ThreadLocal的使用,,,實際上相當於維護了一個Map,其中以鍵值對的形式,存儲了某一個數據被多個線程訪問所對應的值。當然這個數據只能有一份,可以是List。。可以是對象。。可以是javabean。。。其Map中每一個Entry保存進去的鍵就是當前線程,值就是這個線程所訪問的那份數據。。。。比方說在服務器端單獨起一個獨立線程來實現與某個客戶端交互,,,其中交互過程裏所有涉及到的公共模塊所訪問的都是一份數據,,所以顧名思義被叫做線程範圍內的數據共享。。。。。想象的到在javaEE中的應用是非常多的。。。。
- package localTest;
- //import java.util.HashMap;
- //import java.util.Map;
- import java.util.Random;
- public class ThreadLocalTest {
- public static int data;
- // public static Map dataMap = new HashMap();
- // public static ThreadLocal dataLocal = new ThreadLocal();
- public static void main(String[] args) {
- for (int i = 0; i < 2; i++) {
- new Thread() {
- public void run() {
- // ThreadLocalTest.data = new Random().nextInt();
- // ThreadLocalTest.dataMap.put(Thread.currentThread().getName(),
- // new Random().nextInt());
- // ThreadLocalTest.dataLocal.set(new Random().nextInt());
- int data = new Random().nextInt();
- MyData.getInstance().setData(data);
- System.out.println(Thread.currentThread().getName()

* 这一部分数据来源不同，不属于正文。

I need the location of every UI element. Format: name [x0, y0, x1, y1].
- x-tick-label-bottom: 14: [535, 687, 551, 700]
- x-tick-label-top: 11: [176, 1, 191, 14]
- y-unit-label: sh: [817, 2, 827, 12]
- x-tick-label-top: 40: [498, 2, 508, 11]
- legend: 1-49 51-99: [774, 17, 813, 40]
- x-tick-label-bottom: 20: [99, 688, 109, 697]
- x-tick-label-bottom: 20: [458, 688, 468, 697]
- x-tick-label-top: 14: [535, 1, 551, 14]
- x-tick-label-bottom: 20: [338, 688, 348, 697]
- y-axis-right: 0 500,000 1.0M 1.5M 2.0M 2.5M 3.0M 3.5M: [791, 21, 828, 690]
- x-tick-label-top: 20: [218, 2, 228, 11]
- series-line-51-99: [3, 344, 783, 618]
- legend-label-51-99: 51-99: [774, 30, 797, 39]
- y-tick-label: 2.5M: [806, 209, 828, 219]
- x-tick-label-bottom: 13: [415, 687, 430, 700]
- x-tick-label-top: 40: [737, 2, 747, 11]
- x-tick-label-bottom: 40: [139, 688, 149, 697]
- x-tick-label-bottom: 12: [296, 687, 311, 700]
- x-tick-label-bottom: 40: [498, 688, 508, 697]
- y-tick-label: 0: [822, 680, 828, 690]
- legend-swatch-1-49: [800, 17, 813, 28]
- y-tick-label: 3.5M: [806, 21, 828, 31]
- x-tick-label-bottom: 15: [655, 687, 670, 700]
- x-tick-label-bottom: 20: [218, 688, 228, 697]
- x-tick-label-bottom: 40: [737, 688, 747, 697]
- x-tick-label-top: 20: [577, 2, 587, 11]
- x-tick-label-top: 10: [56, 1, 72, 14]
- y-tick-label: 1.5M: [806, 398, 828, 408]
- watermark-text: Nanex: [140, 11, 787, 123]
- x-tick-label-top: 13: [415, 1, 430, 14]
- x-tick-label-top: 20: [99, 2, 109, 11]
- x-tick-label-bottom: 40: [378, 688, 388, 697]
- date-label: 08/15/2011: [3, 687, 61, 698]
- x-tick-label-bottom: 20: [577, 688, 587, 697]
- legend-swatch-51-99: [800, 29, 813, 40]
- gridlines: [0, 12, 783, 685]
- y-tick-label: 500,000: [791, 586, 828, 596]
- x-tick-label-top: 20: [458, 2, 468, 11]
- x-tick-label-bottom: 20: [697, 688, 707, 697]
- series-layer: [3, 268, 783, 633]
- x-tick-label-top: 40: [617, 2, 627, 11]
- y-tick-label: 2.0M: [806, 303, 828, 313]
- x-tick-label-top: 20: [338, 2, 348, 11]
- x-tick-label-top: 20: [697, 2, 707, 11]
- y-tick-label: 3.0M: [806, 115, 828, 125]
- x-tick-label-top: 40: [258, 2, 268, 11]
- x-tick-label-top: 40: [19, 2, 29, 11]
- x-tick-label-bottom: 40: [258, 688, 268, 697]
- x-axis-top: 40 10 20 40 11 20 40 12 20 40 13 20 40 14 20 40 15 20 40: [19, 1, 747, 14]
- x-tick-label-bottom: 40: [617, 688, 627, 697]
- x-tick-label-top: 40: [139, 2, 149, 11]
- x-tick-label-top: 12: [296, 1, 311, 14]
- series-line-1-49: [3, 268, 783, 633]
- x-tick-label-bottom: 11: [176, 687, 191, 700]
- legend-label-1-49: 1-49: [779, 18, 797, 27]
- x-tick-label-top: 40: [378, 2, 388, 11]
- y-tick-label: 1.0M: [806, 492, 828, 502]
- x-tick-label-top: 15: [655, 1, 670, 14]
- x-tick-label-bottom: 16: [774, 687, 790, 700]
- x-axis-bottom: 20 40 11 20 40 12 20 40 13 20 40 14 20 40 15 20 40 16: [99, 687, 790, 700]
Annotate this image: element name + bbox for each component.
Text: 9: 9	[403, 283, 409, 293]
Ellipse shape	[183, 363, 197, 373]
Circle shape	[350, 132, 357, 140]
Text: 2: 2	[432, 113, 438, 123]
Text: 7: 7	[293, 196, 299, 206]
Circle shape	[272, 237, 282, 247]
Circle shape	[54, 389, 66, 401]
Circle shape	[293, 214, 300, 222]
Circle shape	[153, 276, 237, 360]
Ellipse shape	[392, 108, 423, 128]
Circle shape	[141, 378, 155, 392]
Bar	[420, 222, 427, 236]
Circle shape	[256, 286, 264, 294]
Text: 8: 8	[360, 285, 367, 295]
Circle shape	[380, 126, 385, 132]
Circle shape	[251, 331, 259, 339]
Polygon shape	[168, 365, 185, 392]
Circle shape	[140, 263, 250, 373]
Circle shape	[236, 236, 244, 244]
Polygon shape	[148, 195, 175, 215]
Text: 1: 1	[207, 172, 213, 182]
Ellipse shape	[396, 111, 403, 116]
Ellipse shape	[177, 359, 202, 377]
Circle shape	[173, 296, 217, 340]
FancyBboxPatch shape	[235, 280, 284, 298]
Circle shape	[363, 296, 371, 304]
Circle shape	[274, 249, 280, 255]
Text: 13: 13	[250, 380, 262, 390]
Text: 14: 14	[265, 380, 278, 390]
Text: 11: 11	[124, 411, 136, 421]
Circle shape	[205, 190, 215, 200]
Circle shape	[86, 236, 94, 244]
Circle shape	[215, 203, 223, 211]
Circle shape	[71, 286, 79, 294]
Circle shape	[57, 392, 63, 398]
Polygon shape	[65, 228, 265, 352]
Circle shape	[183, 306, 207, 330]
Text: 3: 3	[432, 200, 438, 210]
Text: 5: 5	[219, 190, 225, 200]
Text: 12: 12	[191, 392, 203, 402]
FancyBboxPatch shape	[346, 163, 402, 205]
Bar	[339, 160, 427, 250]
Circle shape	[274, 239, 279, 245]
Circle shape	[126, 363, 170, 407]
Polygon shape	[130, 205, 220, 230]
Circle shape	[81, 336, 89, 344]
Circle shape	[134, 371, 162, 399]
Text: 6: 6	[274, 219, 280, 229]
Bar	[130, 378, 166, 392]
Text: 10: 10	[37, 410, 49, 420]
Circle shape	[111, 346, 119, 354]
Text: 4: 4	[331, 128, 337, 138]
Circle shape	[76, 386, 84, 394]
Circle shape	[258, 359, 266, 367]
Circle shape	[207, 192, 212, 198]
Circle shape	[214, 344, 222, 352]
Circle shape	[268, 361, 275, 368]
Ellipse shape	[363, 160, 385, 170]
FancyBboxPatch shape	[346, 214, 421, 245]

- + " put data : " + data);
- System.out.println(Thread.currentThread().getName()
- +" A get data : " + new A().get());
- System.out.println(Thread.currentThread().getName()
- +" B get data : " + new B().get());
- }
- }.start();
- }
- }
- }
- class A {
- public int get() {
- // return (Integer)ThreadLocalTest.dataLocal.get();
- return MyData.getInstance().getData();
- }
- }
- class B {
- public int get() {
- // return (Integer)ThreadLocalTest.dataLocal.get();
- return MyData.getInstance().getData();
- }
- }
- class MyData{
- private static ThreadLocal<MyData> myData = new ThreadLocal<MyData>();
- private int data;
- public int getData(){
- return data;
- }
- public void setData(int data){
- this.data = data;
- }
- private MyData(){}
- public static MyData getInstance(){
- MyData data = myData.get();
- if(data==null){
- data = new MyData();
- myData.set(data);
- }
- return data;
- }
- }
接着是線程併發庫中的java.util.concurrent.atomic
包中提供了對一些數據類型的擴展,使得對那些數據類型的操作封裝成爲了方法,而那些方法都是線程安全的,atomic解釋是原子的,,支持在單個變量上解除鎖的線程安全編程。。。。其中包括Integer,boolean以及IntegerArray和引用類型。。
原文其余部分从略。